Tuesday, February 5, 2008

YEAH i m happy again

muahaha i m no longer emoin yippy.yeah this sat i m goin to watch movie wib marcus and some more people but dunno who haix.haha todae i wear specs go to school everybody was sayin i look like a noob then some say i very funny and some say i look like ti ko haix.then everybody wanted to borrow my specs to play with or just wear for fun.RECESS came and i was like super duper hungry like WTF la everybody cut queue one,til my turn liao hor i was tryin to sqeeuze out but cannot so dunno which bastard push me on the back and i fall almost all of my food fell on the floor and i was like shoutin the F word like hell so i think is jon la so i smack him and the back and !@^&^&*(). lucky carmen never come school todae or else she will laugh at me haix....

Monday, February 4, 2008

feel free to type ur troubles here spam if u want to

serious spam all u want to.and say wadever u want to even if is something tat is troublin u for a long time

Saturday, February 2, 2008

nobody knows how i feel

i m actually a sad boy.my friends may think i m a very happy person or even a annoyin bastard but they never knew tat everytime i m alone at home i emo til my sis comes home to either scold me or talk to me.some of my classmates have never seen me cry b4 except for marcus i think.haix my mom only thinks i m a childish boy who only knows how to play com or watch tv or play wib my toys and thinks i m very immature,now her thoughts have influence alot of people tat i m a lazy bum now even my tuition teacher wants me to be abit more hardworkin .but seriously have they ever comes home durin the afternoon to see wad i m doin.school is like my second home where i can say out wad i think to my friends and i know they will not care tat is why i can say it out.have they ever see me preparin my test,yes i admit tat i m not as hardworkin as my sis or even kiasu but i know what i can do.i just got back my sci paper and the questions i get wrong was just some silly mistake and i got 20/30.i m quite happy with it since i actually study hard for it yet my mom never saw me revisin for the test and sort of say tat the test was easy and i was just lucky.she rarely praise me anymore,i can still remember when i was young i get alot of full marks for my test because my mom praise me alot and i was happy when i hear her praise me but now she criticize my test.haix if i can just reverse the time and go back to kindergarden to express my feelings without fear i would be much more happier.no wonder babies can young kids are so happy.the reason i make this blog is not that i want people to see wad i write,its because i want to write wad i think.now my dad i much more diff from my mom he is even more criticizin,at least my mom praise me b4 my dad ....never ever did he only know how to say computer this computer tat even when i get 100 marks when i was young he never said anything.my sis is also abit more diff,she is a two sided coin she can be very encourgin to me or she can be very angry wib me.haix....
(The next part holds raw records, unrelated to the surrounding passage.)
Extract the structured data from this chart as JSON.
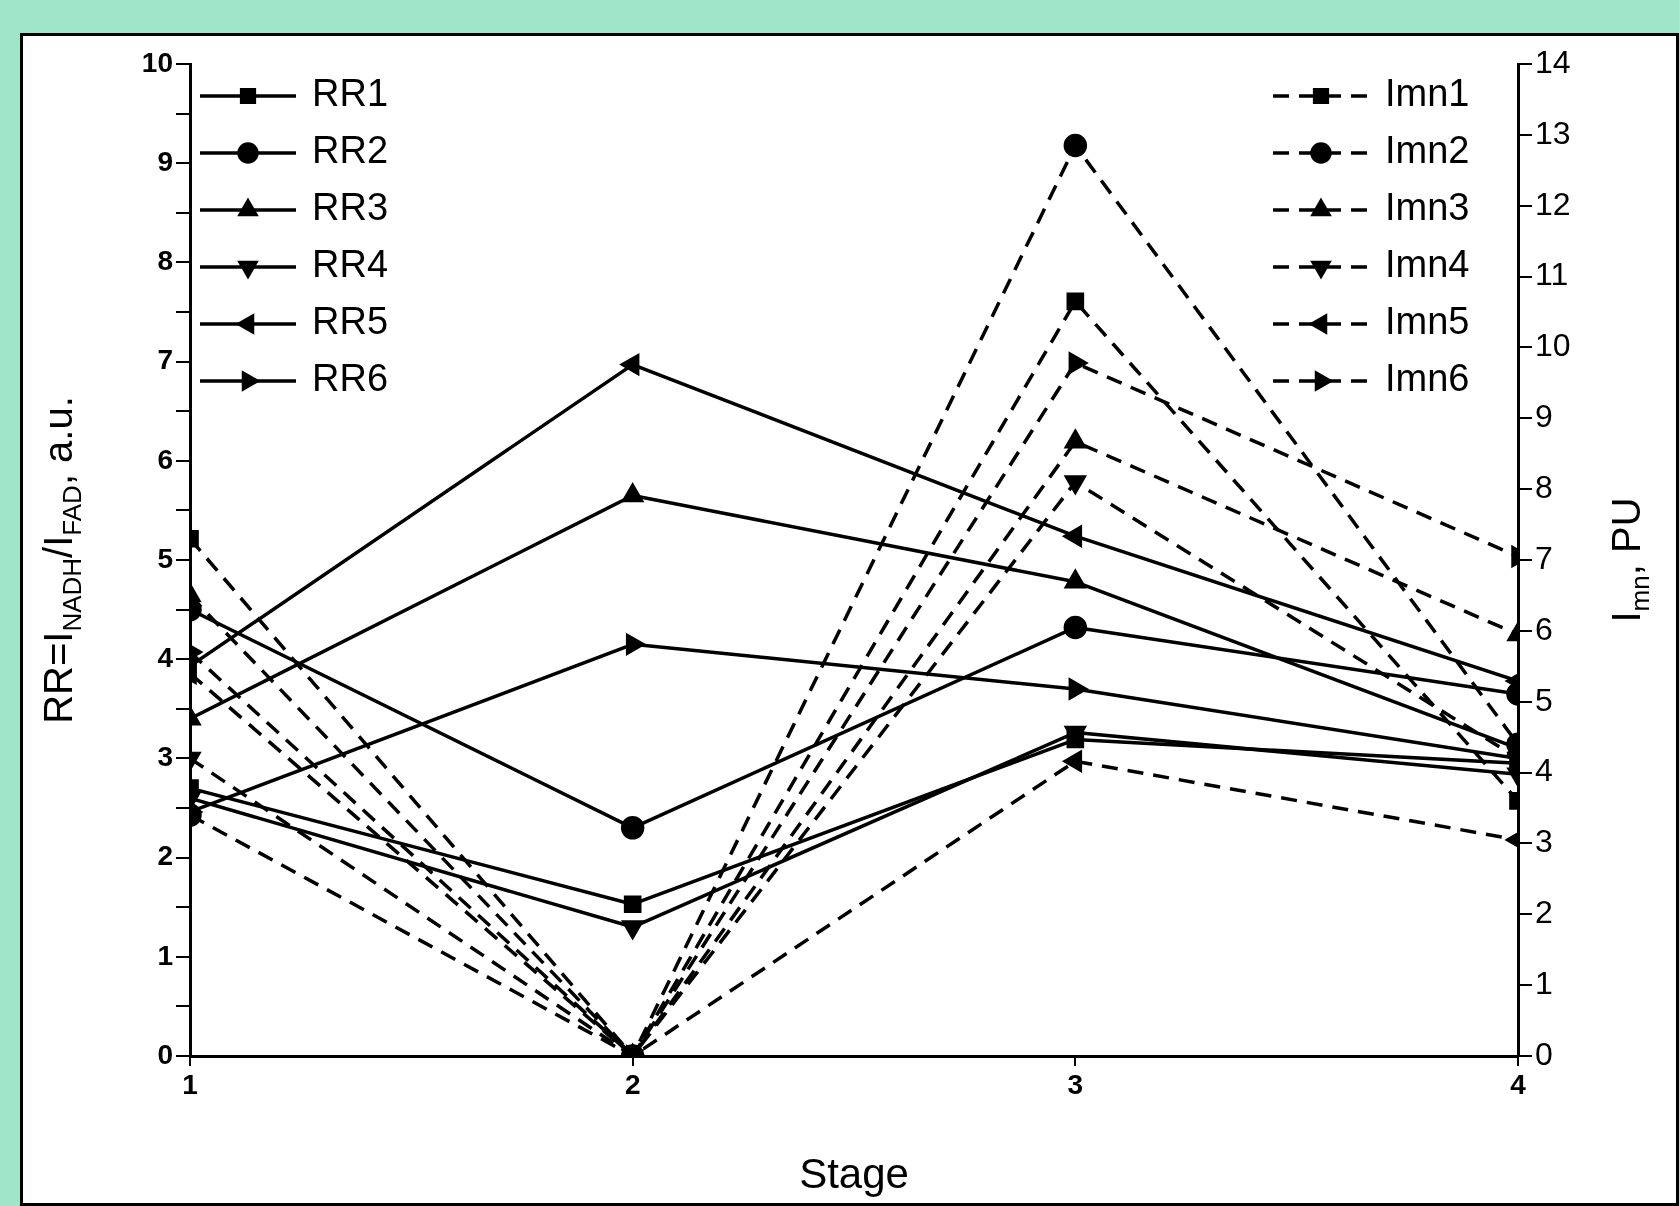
{
  "chart_data": {
    "type": "line",
    "xlabel": "Stage",
    "ylabel": "RR=I$_{NADH}$/I$_{FAD}$, a.u.",
    "y2label": "I$_{mn}$, PU",
    "x": [
      1,
      2,
      3,
      4
    ],
    "xlim": [
      1,
      4
    ],
    "xticks": [
      1,
      2,
      3,
      4
    ],
    "ylim": [
      0,
      10
    ],
    "yticks": [
      0,
      {
        "value": 0.5,
        "label": null
      },
      1,
      {
        "value": 1.5,
        "label": null
      },
      2,
      {
        "value": 2.5,
        "label": null
      },
      3,
      {
        "value": 3.5,
        "label": null
      },
      4,
      {
        "value": 4.5,
        "label": null
      },
      5,
      {
        "value": 5.5,
        "label": null
      },
      6,
      {
        "value": 6.5,
        "label": null
      },
      7,
      {
        "value": 7.5,
        "label": null
      },
      8,
      {
        "value": 8.5,
        "label": null
      },
      9,
      {
        "value": 9.5,
        "label": null
      },
      10
    ],
    "y2lim": [
      0,
      14
    ],
    "y2ticks": [
      0,
      1,
      2,
      3,
      4,
      5,
      6,
      7,
      8,
      9,
      10,
      11,
      12,
      13,
      14
    ],
    "grid": false,
    "legend": "top left",
    "series": [
      {
        "name": "RR1",
        "color": "#000000",
        "marker": "square",
        "line_style": "solid",
        "values": [
          2.7,
          1.53,
          3.19,
          2.95
        ]
      },
      {
        "name": "RR2",
        "color": "#000000",
        "marker": "circle",
        "line_style": "solid",
        "values": [
          4.5,
          2.3,
          4.32,
          3.65
        ]
      },
      {
        "name": "RR3",
        "color": "#000000",
        "marker": "triangle",
        "line_style": "solid",
        "values": [
          3.4,
          5.65,
          4.78,
          3.1
        ]
      },
      {
        "name": "RR4",
        "color": "#000000",
        "marker": "triangle-down",
        "line_style": "solid",
        "values": [
          2.6,
          1.3,
          3.26,
          2.84
        ]
      },
      {
        "name": "RR5",
        "color": "#000000",
        "marker": "triangle-left",
        "line_style": "solid",
        "values": [
          3.93,
          6.97,
          5.24,
          3.78
        ]
      },
      {
        "name": "RR6",
        "color": "#000000",
        "marker": "triangle-right",
        "line_style": "solid",
        "values": [
          2.46,
          4.15,
          3.7,
          3.0
        ]
      },
      {
        "name": "Imn1",
        "color": "#000000",
        "marker": "square",
        "line_style": "dashed",
        "axis": "y2",
        "values": [
          7.3,
          0,
          10.65,
          3.6
        ]
      },
      {
        "name": "Imn2",
        "color": "#000000",
        "marker": "circle",
        "line_style": "dashed",
        "axis": "y2",
        "values": [
          3.4,
          0,
          12.85,
          4.4
        ]
      },
      {
        "name": "Imn3",
        "color": "#000000",
        "marker": "triangle",
        "line_style": "dashed",
        "axis": "y2",
        "values": [
          6.5,
          0,
          8.67,
          5.95
        ]
      },
      {
        "name": "Imn4",
        "color": "#000000",
        "marker": "triangle-down",
        "line_style": "dashed",
        "axis": "y2",
        "values": [
          4.2,
          0,
          8.1,
          4.2
        ]
      },
      {
        "name": "Imn5",
        "color": "#000000",
        "marker": "triangle-left",
        "line_style": "dashed",
        "axis": "y2",
        "values": [
          5.4,
          0,
          4.16,
          3.05
        ]
      },
      {
        "name": "Imn6",
        "color": "#000000",
        "marker": "triangle-right",
        "line_style": "dashed",
        "axis": "y2",
        "values": [
          5.7,
          0,
          9.78,
          7.05
        ]
      }
    ]
  }
}
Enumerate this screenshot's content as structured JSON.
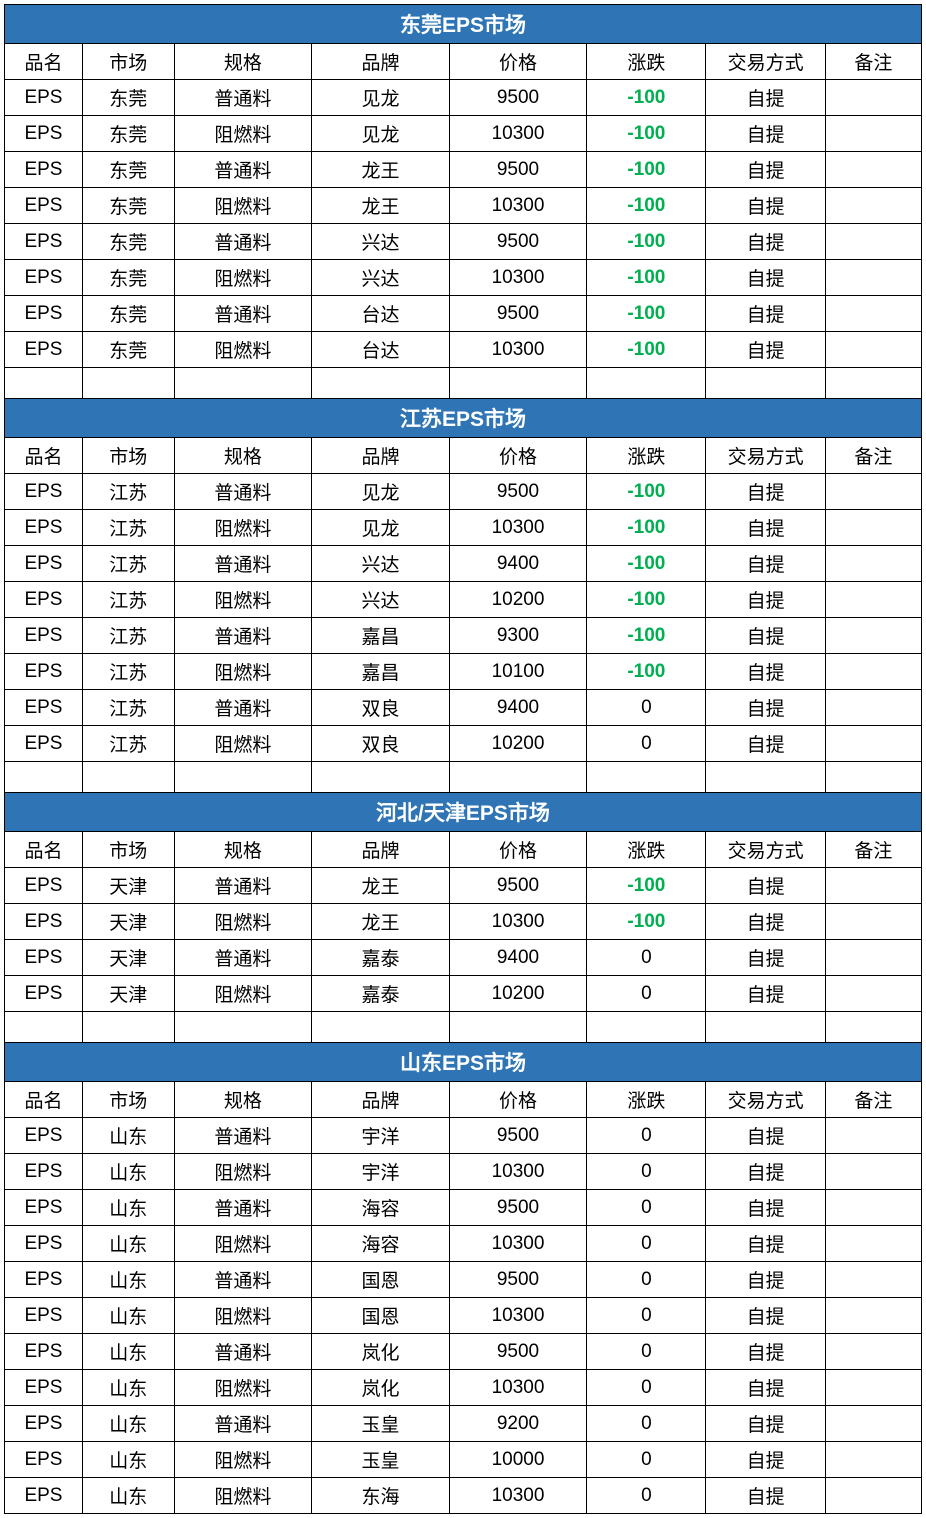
{
  "colors": {
    "header_bg": "#2f75b5",
    "header_text": "#ffffff",
    "border": "#000000",
    "negative_change": "#00b050",
    "background": "#ffffff"
  },
  "typography": {
    "font_family": "Microsoft YaHei, Arial, sans-serif",
    "header_fontsize": 21,
    "cell_fontsize": 19
  },
  "columns": [
    "品名",
    "市场",
    "规格",
    "品牌",
    "价格",
    "涨跌",
    "交易方式",
    "备注"
  ],
  "column_widths_pct": [
    8.5,
    10,
    15,
    15,
    15,
    13,
    13,
    10.5
  ],
  "sections": [
    {
      "title": "东莞EPS市场",
      "rows": [
        [
          "EPS",
          "东莞",
          "普通料",
          "见龙",
          "9500",
          "-100",
          "自提",
          ""
        ],
        [
          "EPS",
          "东莞",
          "阻燃料",
          "见龙",
          "10300",
          "-100",
          "自提",
          ""
        ],
        [
          "EPS",
          "东莞",
          "普通料",
          "龙王",
          "9500",
          "-100",
          "自提",
          ""
        ],
        [
          "EPS",
          "东莞",
          "阻燃料",
          "龙王",
          "10300",
          "-100",
          "自提",
          ""
        ],
        [
          "EPS",
          "东莞",
          "普通料",
          "兴达",
          "9500",
          "-100",
          "自提",
          ""
        ],
        [
          "EPS",
          "东莞",
          "阻燃料",
          "兴达",
          "10300",
          "-100",
          "自提",
          ""
        ],
        [
          "EPS",
          "东莞",
          "普通料",
          "台达",
          "9500",
          "-100",
          "自提",
          ""
        ],
        [
          "EPS",
          "东莞",
          "阻燃料",
          "台达",
          "10300",
          "-100",
          "自提",
          ""
        ]
      ],
      "blank_after": true
    },
    {
      "title": "江苏EPS市场",
      "rows": [
        [
          "EPS",
          "江苏",
          "普通料",
          "见龙",
          "9500",
          "-100",
          "自提",
          ""
        ],
        [
          "EPS",
          "江苏",
          "阻燃料",
          "见龙",
          "10300",
          "-100",
          "自提",
          ""
        ],
        [
          "EPS",
          "江苏",
          "普通料",
          "兴达",
          "9400",
          "-100",
          "自提",
          ""
        ],
        [
          "EPS",
          "江苏",
          "阻燃料",
          "兴达",
          "10200",
          "-100",
          "自提",
          ""
        ],
        [
          "EPS",
          "江苏",
          "普通料",
          "嘉昌",
          "9300",
          "-100",
          "自提",
          ""
        ],
        [
          "EPS",
          "江苏",
          "阻燃料",
          "嘉昌",
          "10100",
          "-100",
          "自提",
          ""
        ],
        [
          "EPS",
          "江苏",
          "普通料",
          "双良",
          "9400",
          "0",
          "自提",
          ""
        ],
        [
          "EPS",
          "江苏",
          "阻燃料",
          "双良",
          "10200",
          "0",
          "自提",
          ""
        ]
      ],
      "blank_after": true
    },
    {
      "title": "河北/天津EPS市场",
      "rows": [
        [
          "EPS",
          "天津",
          "普通料",
          "龙王",
          "9500",
          "-100",
          "自提",
          ""
        ],
        [
          "EPS",
          "天津",
          "阻燃料",
          "龙王",
          "10300",
          "-100",
          "自提",
          ""
        ],
        [
          "EPS",
          "天津",
          "普通料",
          "嘉泰",
          "9400",
          "0",
          "自提",
          ""
        ],
        [
          "EPS",
          "天津",
          "阻燃料",
          "嘉泰",
          "10200",
          "0",
          "自提",
          ""
        ]
      ],
      "blank_after": true
    },
    {
      "title": "山东EPS市场",
      "rows": [
        [
          "EPS",
          "山东",
          "普通料",
          "宇洋",
          "9500",
          "0",
          "自提",
          ""
        ],
        [
          "EPS",
          "山东",
          "阻燃料",
          "宇洋",
          "10300",
          "0",
          "自提",
          ""
        ],
        [
          "EPS",
          "山东",
          "普通料",
          "海容",
          "9500",
          "0",
          "自提",
          ""
        ],
        [
          "EPS",
          "山东",
          "阻燃料",
          "海容",
          "10300",
          "0",
          "自提",
          ""
        ],
        [
          "EPS",
          "山东",
          "普通料",
          "国恩",
          "9500",
          "0",
          "自提",
          ""
        ],
        [
          "EPS",
          "山东",
          "阻燃料",
          "国恩",
          "10300",
          "0",
          "自提",
          ""
        ],
        [
          "EPS",
          "山东",
          "普通料",
          "岚化",
          "9500",
          "0",
          "自提",
          ""
        ],
        [
          "EPS",
          "山东",
          "阻燃料",
          "岚化",
          "10300",
          "0",
          "自提",
          ""
        ],
        [
          "EPS",
          "山东",
          "普通料",
          "玉皇",
          "9200",
          "0",
          "自提",
          ""
        ],
        [
          "EPS",
          "山东",
          "阻燃料",
          "玉皇",
          "10000",
          "0",
          "自提",
          ""
        ],
        [
          "EPS",
          "山东",
          "阻燃料",
          "东海",
          "10300",
          "0",
          "自提",
          ""
        ]
      ],
      "blank_after": false
    }
  ]
}
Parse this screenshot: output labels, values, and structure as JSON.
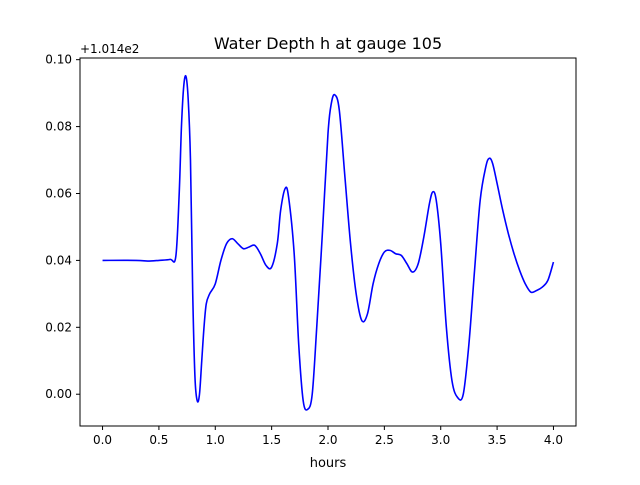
{
  "chart_data": {
    "type": "line",
    "title": "Water Depth h at gauge 105",
    "xlabel": "hours",
    "ylabel": "",
    "offset_label": "+1.014e2",
    "xlim": [
      -0.2,
      4.2
    ],
    "ylim": [
      -0.0095,
      0.1005
    ],
    "xticks": [
      0.0,
      0.5,
      1.0,
      1.5,
      2.0,
      2.5,
      3.0,
      3.5,
      4.0
    ],
    "xtick_labels": [
      "0.0",
      "0.5",
      "1.0",
      "1.5",
      "2.0",
      "2.5",
      "3.0",
      "3.5",
      "4.0"
    ],
    "yticks": [
      0.0,
      0.02,
      0.04,
      0.06,
      0.08,
      0.1
    ],
    "ytick_labels": [
      "0.00",
      "0.02",
      "0.04",
      "0.06",
      "0.08",
      "0.10"
    ],
    "grid": false,
    "series": [
      {
        "color": "#0000ff",
        "x": [
          0.0,
          0.3,
          0.4,
          0.5,
          0.6,
          0.65,
          0.68,
          0.7,
          0.72,
          0.74,
          0.76,
          0.78,
          0.8,
          0.82,
          0.84,
          0.86,
          0.88,
          0.9,
          0.92,
          0.95,
          1.0,
          1.05,
          1.1,
          1.15,
          1.2,
          1.25,
          1.3,
          1.35,
          1.4,
          1.45,
          1.5,
          1.55,
          1.58,
          1.62,
          1.65,
          1.7,
          1.74,
          1.78,
          1.82,
          1.86,
          1.9,
          1.95,
          2.0,
          2.03,
          2.06,
          2.1,
          2.15,
          2.2,
          2.25,
          2.3,
          2.35,
          2.4,
          2.45,
          2.5,
          2.55,
          2.6,
          2.65,
          2.7,
          2.75,
          2.8,
          2.85,
          2.9,
          2.93,
          2.96,
          3.0,
          3.05,
          3.1,
          3.15,
          3.2,
          3.25,
          3.3,
          3.35,
          3.4,
          3.43,
          3.46,
          3.5,
          3.55,
          3.6,
          3.65,
          3.7,
          3.75,
          3.8,
          3.85,
          3.9,
          3.95,
          4.0
        ],
        "y": [
          0.04,
          0.04,
          0.0398,
          0.04,
          0.0403,
          0.0412,
          0.06,
          0.08,
          0.092,
          0.095,
          0.088,
          0.07,
          0.03,
          0.005,
          -0.002,
          0.0,
          0.01,
          0.02,
          0.027,
          0.03,
          0.033,
          0.04,
          0.045,
          0.0465,
          0.045,
          0.0435,
          0.044,
          0.0445,
          0.042,
          0.0385,
          0.038,
          0.045,
          0.055,
          0.0615,
          0.059,
          0.042,
          0.015,
          -0.002,
          -0.0045,
          0.0,
          0.02,
          0.048,
          0.078,
          0.087,
          0.0895,
          0.085,
          0.065,
          0.045,
          0.03,
          0.022,
          0.024,
          0.033,
          0.039,
          0.0425,
          0.043,
          0.042,
          0.0415,
          0.039,
          0.0365,
          0.039,
          0.047,
          0.057,
          0.0605,
          0.058,
          0.045,
          0.02,
          0.004,
          -0.001,
          0.0,
          0.015,
          0.037,
          0.058,
          0.068,
          0.0705,
          0.069,
          0.063,
          0.055,
          0.048,
          0.042,
          0.037,
          0.033,
          0.0305,
          0.031,
          0.032,
          0.034,
          0.0395
        ]
      }
    ]
  }
}
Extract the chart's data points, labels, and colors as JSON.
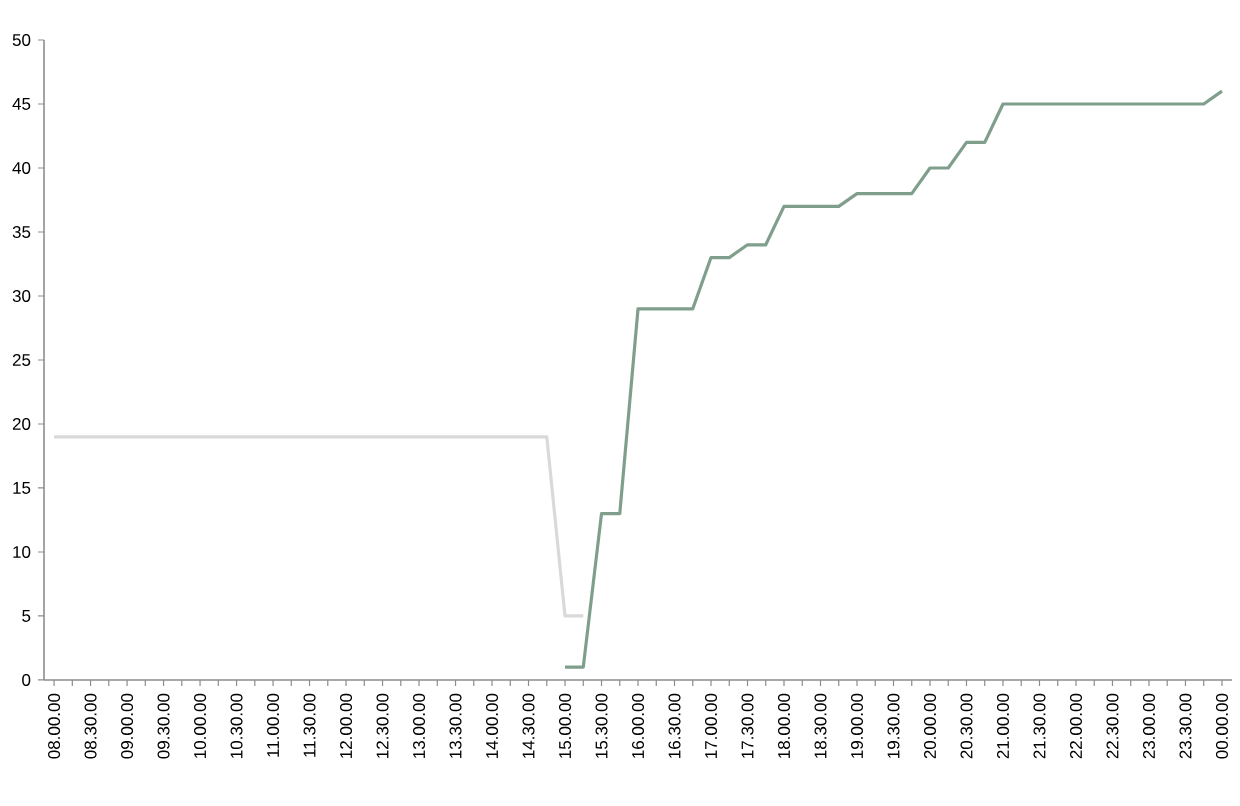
{
  "chart_data": {
    "type": "line",
    "grid": false,
    "marker": "none",
    "line_style": "solid",
    "categories": [
      "08.00.00",
      null,
      "08.30.00",
      null,
      "09.00.00",
      null,
      "09.30.00",
      null,
      "10.00.00",
      null,
      "10.30.00",
      null,
      "11.00.00",
      null,
      "11.30.00",
      null,
      "12.00.00",
      null,
      "12.30.00",
      null,
      "13.00.00",
      null,
      "13.30.00",
      null,
      "14.00.00",
      null,
      "14.30.00",
      null,
      "15.00.00",
      null,
      "15.30.00",
      null,
      "16.00.00",
      null,
      "16.30.00",
      null,
      "17.00.00",
      null,
      "17.30.00",
      null,
      "18.00.00",
      null,
      "18.30.00",
      null,
      "19.00.00",
      null,
      "19.30.00",
      null,
      "20.00.00",
      null,
      "20.30.00",
      null,
      "21.00.00",
      null,
      "21.30.00",
      null,
      "22.00.00",
      null,
      "22.30.00",
      null,
      "23.00.00",
      null,
      "23.30.00",
      null,
      "00.00.00"
    ],
    "ylim": [
      0,
      50
    ],
    "yticks": [
      0,
      5,
      10,
      15,
      20,
      25,
      30,
      35,
      40,
      45,
      50
    ],
    "series": [
      {
        "color": "#d9d9d9",
        "values": [
          19,
          19,
          19,
          19,
          19,
          19,
          19,
          19,
          19,
          19,
          19,
          19,
          19,
          19,
          19,
          19,
          19,
          19,
          19,
          19,
          19,
          19,
          19,
          19,
          19,
          19,
          19,
          19,
          5,
          5,
          null,
          null,
          null,
          null,
          null,
          null,
          null,
          null,
          null,
          null,
          null,
          null,
          null,
          null,
          null,
          null,
          null,
          null,
          null,
          null,
          null,
          null,
          null,
          null,
          null,
          null,
          null,
          null,
          null,
          null,
          null,
          null,
          null,
          null,
          null
        ]
      },
      {
        "color": "#7f9f8c",
        "values": [
          null,
          null,
          null,
          null,
          null,
          null,
          null,
          null,
          null,
          null,
          null,
          null,
          null,
          null,
          null,
          null,
          null,
          null,
          null,
          null,
          null,
          null,
          null,
          null,
          null,
          null,
          null,
          null,
          1,
          1,
          13,
          13,
          29,
          29,
          29,
          29,
          33,
          33,
          34,
          34,
          37,
          37,
          37,
          37,
          38,
          38,
          38,
          38,
          40,
          40,
          42,
          42,
          45,
          45,
          45,
          45,
          45,
          45,
          45,
          45,
          45,
          45,
          45,
          45,
          46
        ]
      }
    ]
  }
}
chinese new year comin liao yet my moher kao pei me

WTF.i think my mother see me free she not shiok nia!she always comes home durin 6 pm to 8pm that period is normally my happy hour.but she just think i m not as hardworkin as my sis who comes home at 6pm and she is busy doin hw she will just think that she do her hw for a very long time or something.most of my classmate do their hw in front of their parents to prevent them from naggin but i think like tat a bit fake so i just do all my hw durin the afternoon and play at night but they only see the lazy side of me and never see the hardworkin part of me.but the problem is some of our teacher don't let us bring our hw home because they think we will surely forget to bring so they will make us do alot of hw durin their period even my aunt understand that but my mom don't.she think that when she is the same age as us their standard higher and she just keeps on sayin how good she was. if she so good she can be president liao wad,still be a boss of a small company for wad.just now she complain to my tuition teacher how free i m so my tuition teacher increased my hw and now i know why all my friend so happy liao and i understand why they do their hw in front of their parents. haix life is unfair and don't they know there is more than meets the eyes.they always think they know wad i want but they are wrong most of the times this is wad joachim always say.ge kiang la.